Thomas Sowell, the famous American scholar who happens to be black, proved how the Democrats and Liberals with their policies parallel to the NZ Labour government had devastated the chances of many black people. Under the influence of mostly Democrat policies and propaganda, black American social statistics have reversed on their early successes.  New Zealand society has gone further than the Americans could in its support of Maori failure. We allowed our national politics, culture and history to be hi-jacked by a small group of Politically Correct manipulators. Handouts of money, resources, sympathy and bleeding-heart socialism have successfully completed their job.  The irrational Maori grievance culture - with its enablers, the politicians, amoral lawyers and their parasitic cottage industry of Treatyism and welfare professionals have undone the advances of the first century of Maori progress. Of course there have been some success stories but these are statistically insignificant in today's context.
 
Sooner or later there will be heavy bills to pay for the deception and dishonesty which dominates the discourse on these matters and which has so seriously affected our unique New Zealand nation.

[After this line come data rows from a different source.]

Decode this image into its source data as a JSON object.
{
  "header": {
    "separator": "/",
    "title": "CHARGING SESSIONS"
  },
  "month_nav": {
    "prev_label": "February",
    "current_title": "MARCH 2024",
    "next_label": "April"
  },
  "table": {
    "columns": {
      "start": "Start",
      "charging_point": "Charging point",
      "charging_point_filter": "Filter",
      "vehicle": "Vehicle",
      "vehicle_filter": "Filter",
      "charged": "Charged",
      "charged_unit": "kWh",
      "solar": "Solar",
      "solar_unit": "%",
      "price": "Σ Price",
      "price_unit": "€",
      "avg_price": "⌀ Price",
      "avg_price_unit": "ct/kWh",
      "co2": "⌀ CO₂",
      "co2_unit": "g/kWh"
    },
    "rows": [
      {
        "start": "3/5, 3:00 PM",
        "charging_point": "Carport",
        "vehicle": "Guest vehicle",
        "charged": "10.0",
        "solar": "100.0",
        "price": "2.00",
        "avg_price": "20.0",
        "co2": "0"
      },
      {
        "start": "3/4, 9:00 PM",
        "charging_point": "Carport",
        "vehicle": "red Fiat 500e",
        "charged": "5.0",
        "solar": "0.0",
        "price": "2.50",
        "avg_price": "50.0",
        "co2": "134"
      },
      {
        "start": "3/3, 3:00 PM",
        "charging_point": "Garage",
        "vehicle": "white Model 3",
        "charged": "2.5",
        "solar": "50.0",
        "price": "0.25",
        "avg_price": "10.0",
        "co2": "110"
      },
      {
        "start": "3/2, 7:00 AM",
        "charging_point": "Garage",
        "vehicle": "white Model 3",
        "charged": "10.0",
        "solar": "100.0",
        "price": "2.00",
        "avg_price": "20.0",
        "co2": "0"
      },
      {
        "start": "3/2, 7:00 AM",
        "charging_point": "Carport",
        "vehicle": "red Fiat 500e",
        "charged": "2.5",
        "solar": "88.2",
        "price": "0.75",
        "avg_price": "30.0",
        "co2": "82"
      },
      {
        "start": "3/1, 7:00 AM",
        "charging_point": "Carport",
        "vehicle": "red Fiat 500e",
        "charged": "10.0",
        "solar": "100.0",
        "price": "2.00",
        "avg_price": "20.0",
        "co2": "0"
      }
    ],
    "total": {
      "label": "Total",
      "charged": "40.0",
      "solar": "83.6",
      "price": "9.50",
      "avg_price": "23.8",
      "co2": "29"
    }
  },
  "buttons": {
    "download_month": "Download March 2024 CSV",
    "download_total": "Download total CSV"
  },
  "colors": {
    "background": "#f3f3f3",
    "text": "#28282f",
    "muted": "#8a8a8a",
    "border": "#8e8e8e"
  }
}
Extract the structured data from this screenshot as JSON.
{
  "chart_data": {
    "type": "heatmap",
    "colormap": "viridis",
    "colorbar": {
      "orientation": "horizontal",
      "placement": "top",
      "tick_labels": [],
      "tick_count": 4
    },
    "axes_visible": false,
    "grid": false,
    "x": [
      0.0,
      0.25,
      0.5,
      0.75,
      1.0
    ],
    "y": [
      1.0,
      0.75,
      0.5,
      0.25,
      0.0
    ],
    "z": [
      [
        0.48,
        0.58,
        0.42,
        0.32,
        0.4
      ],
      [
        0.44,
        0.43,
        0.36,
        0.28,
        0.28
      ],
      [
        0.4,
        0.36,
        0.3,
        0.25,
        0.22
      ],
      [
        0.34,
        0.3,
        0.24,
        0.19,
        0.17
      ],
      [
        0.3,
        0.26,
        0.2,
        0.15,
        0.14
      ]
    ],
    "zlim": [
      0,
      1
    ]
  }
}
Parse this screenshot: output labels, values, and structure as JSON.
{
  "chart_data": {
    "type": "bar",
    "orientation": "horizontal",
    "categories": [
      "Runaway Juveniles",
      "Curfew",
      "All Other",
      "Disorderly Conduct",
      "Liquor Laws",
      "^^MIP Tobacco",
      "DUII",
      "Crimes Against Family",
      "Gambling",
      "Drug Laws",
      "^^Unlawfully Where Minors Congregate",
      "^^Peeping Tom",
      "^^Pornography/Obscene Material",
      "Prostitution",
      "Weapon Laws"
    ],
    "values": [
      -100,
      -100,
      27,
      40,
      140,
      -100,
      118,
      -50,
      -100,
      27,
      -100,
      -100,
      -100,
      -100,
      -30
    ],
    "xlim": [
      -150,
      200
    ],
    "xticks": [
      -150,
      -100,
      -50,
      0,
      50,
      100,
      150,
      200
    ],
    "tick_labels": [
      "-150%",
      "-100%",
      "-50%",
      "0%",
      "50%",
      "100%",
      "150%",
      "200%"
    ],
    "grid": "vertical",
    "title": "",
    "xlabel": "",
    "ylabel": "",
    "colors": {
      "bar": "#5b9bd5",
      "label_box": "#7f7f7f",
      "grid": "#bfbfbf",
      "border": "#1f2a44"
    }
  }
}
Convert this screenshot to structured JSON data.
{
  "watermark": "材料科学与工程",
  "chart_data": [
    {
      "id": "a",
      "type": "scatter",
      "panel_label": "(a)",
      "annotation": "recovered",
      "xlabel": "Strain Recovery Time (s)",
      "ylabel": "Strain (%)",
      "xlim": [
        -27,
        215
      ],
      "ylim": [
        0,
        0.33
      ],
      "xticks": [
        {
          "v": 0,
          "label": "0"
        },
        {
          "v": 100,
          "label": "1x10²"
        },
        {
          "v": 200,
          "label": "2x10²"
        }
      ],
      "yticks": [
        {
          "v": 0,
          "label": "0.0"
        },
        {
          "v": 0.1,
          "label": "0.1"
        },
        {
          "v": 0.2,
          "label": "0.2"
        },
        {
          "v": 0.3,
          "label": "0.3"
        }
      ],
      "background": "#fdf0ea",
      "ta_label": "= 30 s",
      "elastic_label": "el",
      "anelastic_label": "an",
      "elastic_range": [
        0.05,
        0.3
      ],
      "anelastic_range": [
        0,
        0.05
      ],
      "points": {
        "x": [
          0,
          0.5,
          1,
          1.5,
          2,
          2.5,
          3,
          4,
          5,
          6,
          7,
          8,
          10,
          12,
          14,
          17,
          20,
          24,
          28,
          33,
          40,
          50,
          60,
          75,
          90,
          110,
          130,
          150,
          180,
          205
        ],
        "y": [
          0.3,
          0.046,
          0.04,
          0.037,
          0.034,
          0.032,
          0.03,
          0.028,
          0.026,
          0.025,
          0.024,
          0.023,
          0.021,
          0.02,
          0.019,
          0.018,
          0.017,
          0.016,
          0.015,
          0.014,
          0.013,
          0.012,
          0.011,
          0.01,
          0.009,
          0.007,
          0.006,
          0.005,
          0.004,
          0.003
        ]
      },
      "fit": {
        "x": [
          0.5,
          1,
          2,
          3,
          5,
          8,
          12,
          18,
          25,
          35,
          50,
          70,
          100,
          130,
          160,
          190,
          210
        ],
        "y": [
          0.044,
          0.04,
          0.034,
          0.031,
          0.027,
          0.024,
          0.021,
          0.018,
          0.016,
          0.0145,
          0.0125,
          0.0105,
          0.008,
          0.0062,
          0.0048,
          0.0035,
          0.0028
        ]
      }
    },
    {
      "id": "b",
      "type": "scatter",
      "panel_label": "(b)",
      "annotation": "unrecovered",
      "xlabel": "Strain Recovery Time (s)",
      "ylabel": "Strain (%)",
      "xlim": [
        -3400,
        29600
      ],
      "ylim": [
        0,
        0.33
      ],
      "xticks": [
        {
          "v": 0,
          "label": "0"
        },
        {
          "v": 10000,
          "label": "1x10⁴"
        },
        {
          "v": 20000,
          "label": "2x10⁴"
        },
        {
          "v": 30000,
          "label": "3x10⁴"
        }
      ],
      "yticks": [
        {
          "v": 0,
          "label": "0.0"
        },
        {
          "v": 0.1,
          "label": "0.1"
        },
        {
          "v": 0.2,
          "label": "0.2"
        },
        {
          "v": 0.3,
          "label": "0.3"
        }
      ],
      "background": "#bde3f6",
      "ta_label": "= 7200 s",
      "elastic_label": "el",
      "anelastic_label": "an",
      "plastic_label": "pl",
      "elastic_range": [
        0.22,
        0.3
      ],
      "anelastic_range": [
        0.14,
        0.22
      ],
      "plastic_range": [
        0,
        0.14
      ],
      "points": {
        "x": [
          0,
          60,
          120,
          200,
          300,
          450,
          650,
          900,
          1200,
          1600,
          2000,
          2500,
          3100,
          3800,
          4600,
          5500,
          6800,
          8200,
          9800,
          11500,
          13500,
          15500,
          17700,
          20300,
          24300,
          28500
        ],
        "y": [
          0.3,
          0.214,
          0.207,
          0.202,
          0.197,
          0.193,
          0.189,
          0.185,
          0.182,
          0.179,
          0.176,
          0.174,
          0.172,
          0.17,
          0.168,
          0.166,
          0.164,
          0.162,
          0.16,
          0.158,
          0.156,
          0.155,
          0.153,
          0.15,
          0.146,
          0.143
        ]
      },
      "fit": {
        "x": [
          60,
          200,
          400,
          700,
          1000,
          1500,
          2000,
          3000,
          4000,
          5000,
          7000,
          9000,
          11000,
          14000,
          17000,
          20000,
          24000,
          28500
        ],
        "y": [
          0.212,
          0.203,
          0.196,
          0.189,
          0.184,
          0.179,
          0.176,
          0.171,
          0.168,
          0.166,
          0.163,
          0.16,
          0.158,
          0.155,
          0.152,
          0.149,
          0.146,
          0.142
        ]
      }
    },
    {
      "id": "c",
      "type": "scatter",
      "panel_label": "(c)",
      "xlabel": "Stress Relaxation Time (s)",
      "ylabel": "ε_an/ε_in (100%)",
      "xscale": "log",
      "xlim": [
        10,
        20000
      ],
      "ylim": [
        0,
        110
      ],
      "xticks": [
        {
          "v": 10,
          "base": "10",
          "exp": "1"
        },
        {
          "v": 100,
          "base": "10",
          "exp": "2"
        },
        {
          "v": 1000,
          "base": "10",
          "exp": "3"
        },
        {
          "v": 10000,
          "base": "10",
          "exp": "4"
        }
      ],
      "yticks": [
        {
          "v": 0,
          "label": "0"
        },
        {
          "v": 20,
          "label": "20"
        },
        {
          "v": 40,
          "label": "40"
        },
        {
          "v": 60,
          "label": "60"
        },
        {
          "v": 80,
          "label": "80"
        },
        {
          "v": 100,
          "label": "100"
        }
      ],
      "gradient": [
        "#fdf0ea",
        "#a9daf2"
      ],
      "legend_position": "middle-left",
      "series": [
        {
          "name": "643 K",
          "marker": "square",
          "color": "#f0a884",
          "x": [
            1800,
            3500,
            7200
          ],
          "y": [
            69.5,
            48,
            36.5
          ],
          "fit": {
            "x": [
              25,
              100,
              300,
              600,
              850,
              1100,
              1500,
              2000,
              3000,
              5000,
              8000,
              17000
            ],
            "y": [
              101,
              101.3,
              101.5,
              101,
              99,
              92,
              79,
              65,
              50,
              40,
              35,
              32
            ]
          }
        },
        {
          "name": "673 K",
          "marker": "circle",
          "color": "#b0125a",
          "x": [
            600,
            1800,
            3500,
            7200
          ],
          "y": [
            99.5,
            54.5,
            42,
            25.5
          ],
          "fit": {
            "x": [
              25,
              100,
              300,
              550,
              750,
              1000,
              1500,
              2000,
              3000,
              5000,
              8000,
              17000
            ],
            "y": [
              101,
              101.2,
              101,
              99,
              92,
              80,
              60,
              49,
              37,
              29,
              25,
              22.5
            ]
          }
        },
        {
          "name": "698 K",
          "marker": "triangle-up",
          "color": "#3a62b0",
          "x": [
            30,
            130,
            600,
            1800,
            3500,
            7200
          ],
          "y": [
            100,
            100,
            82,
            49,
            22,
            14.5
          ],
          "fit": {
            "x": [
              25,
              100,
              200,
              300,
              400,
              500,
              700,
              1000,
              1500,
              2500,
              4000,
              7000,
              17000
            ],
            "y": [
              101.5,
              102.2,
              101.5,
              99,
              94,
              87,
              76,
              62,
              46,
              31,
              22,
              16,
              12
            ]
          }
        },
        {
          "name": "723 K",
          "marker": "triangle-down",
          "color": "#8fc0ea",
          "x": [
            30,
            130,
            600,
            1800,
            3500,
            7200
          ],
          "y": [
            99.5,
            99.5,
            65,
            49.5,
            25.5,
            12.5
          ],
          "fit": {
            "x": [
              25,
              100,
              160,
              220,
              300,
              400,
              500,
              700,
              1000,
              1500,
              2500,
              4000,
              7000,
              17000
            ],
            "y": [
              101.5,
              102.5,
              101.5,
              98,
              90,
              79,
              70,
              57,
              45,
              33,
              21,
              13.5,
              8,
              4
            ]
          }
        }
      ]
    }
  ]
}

I can only admire Alan Duff, Sir Peter Tapsell, Dr Elizabeth Rata and other brave souls who speak the Maori predicament like it is. The first step out of this Maoritanga mess is to abandon the fig leaf of biculturalism and multiculturalism with their false promises of racial harmony. It is a big stretch for a people to progress from the Stone Age to participate in a modern democracy. The effort and time required will take the Maoris several more generations. All New Zealanders must understand that fact.

Our nation needs the invitation from community leaders to engage in a conversation about establishing the higher standards required to make a better world for our children. In that forum each person will have the opportunity to participate, learn and become a mature, responsible and educated citizen, capable of building healthy families, communities and our nation. In this way, all can participate in the evolution of human society, to explore the promise of the 21st century.